Having captured the Supersonic Festival 2011 hashtag over the weekend I’m spending a few days seeing what it can tell Capsule about how their audience reacted to the event at the time. That’s the key thing. A report or review is tempered by the blurring of memory. Early reactions can be smothered by later experiences. What the Tweets give us is an approximation of what people were saying to their mates when it happened.
To start with I used the trusty Wordle service to build a word cloud for the tweets posted during the festival.
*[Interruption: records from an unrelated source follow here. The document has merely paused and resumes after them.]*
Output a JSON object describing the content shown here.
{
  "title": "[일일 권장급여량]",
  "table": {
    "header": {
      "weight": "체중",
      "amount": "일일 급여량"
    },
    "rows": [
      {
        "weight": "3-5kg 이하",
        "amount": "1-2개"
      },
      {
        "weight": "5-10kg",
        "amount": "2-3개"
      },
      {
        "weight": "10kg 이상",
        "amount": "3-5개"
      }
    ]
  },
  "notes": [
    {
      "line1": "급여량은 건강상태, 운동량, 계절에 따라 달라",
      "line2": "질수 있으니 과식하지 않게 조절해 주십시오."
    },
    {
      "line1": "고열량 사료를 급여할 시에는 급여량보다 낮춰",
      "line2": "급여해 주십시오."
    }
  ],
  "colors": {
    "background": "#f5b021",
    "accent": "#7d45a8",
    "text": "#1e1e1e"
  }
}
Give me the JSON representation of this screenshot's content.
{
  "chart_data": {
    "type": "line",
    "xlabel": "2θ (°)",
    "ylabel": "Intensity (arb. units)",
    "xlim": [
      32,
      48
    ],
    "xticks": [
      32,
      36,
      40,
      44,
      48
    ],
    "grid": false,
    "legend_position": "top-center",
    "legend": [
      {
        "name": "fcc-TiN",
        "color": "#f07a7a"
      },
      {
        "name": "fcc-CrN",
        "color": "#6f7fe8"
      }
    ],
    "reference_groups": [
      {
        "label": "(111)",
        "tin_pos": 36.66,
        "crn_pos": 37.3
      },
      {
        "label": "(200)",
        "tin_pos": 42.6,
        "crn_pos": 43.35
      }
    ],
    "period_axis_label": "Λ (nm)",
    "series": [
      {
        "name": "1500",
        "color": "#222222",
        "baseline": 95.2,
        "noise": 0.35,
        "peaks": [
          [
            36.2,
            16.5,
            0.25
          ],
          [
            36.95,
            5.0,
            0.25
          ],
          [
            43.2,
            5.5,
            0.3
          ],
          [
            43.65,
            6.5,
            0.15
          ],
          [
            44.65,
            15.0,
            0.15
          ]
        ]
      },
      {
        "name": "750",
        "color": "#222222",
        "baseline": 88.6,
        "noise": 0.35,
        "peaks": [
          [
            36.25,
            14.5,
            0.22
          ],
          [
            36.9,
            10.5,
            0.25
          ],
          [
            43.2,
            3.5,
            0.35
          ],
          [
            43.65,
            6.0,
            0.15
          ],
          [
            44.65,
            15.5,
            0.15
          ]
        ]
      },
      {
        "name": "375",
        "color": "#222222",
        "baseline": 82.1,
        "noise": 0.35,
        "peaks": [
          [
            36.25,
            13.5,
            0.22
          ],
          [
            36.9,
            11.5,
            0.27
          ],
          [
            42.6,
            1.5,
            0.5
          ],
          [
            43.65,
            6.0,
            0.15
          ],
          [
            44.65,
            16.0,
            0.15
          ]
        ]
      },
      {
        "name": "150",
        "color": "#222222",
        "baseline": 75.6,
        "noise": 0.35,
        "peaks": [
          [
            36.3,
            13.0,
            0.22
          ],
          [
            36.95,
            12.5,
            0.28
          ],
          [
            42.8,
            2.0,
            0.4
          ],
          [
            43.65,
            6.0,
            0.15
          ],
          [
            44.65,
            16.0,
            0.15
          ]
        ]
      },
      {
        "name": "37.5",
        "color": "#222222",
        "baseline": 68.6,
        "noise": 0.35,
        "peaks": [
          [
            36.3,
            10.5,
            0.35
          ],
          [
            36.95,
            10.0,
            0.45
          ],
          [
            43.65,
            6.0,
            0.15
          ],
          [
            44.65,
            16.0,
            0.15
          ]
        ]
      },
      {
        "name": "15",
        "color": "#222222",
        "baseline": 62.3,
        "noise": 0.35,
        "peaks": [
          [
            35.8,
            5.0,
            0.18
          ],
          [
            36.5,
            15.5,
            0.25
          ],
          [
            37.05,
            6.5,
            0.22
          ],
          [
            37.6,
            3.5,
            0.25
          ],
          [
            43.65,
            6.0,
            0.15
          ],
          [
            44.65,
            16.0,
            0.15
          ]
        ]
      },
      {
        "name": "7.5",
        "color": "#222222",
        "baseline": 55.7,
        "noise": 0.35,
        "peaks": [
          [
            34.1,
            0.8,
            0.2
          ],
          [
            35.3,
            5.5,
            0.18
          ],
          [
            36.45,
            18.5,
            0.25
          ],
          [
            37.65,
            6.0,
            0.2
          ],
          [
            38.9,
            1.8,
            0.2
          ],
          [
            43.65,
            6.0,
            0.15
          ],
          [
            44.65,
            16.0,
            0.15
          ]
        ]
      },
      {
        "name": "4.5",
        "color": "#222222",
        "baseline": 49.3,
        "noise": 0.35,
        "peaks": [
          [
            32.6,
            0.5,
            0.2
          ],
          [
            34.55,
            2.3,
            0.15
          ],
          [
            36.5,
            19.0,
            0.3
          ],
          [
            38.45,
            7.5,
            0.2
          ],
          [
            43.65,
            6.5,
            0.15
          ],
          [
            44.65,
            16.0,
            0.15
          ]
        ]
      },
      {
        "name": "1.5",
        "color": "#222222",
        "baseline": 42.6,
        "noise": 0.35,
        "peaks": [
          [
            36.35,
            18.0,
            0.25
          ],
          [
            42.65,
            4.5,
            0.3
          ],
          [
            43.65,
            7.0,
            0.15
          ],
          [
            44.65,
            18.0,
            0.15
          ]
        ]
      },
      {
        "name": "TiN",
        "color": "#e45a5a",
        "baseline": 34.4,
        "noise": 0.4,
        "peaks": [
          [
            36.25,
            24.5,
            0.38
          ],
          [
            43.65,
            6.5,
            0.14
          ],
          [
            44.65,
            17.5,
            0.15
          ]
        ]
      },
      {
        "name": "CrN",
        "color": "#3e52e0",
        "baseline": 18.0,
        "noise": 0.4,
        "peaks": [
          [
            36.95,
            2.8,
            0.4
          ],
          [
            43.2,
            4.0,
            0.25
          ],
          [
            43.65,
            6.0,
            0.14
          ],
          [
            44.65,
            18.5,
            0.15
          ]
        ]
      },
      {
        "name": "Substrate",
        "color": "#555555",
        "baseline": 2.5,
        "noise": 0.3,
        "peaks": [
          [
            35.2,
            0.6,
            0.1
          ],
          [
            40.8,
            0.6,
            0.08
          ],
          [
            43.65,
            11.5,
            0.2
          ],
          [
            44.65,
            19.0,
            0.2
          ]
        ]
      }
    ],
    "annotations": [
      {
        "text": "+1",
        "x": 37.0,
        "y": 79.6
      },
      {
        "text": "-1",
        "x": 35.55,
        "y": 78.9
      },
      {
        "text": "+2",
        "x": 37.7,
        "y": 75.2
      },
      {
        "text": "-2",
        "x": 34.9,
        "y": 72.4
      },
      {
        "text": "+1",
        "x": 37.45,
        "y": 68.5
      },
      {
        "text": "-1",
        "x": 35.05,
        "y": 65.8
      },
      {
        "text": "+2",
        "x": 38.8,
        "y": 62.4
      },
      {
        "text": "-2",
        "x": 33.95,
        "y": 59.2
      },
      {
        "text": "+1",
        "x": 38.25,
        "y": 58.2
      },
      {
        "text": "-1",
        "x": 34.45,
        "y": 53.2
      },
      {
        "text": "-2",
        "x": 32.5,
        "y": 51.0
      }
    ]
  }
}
Word clouds are, on their own, of limited use since a lot of the useful data is obscured, but they do give a nice snapshot. They also need a fair amount of prep. For this one I excluded a few non-audience, promotional accounts (God bless you Eastside Projects but your frantic livetweeting of Velzuvial had to go) and connected up the multi-word band names. Now we can use this as a guide.
I’m particularly intrigued by “like” being so prominent. At first I thought this was people saying “I like this” or similar but I suspect there’s also being used for comparisons. So and so is “like” this other band. It might be interesting to use this to build a second-degree festival made up of performers the audience saw echoed by those on stage.
But, of course, it’s also essential to accurately quantify this information. What’s the sample? How many people pushed Wolves in the Throne Room that high? Does it really tell us anything?
I should say I am by no stretch of the imagination a statistician and you should also consult one before making a serious investment based on this kind of data. But as a quick and easy snapshot it can help inform your hunches and feelings about how your event went.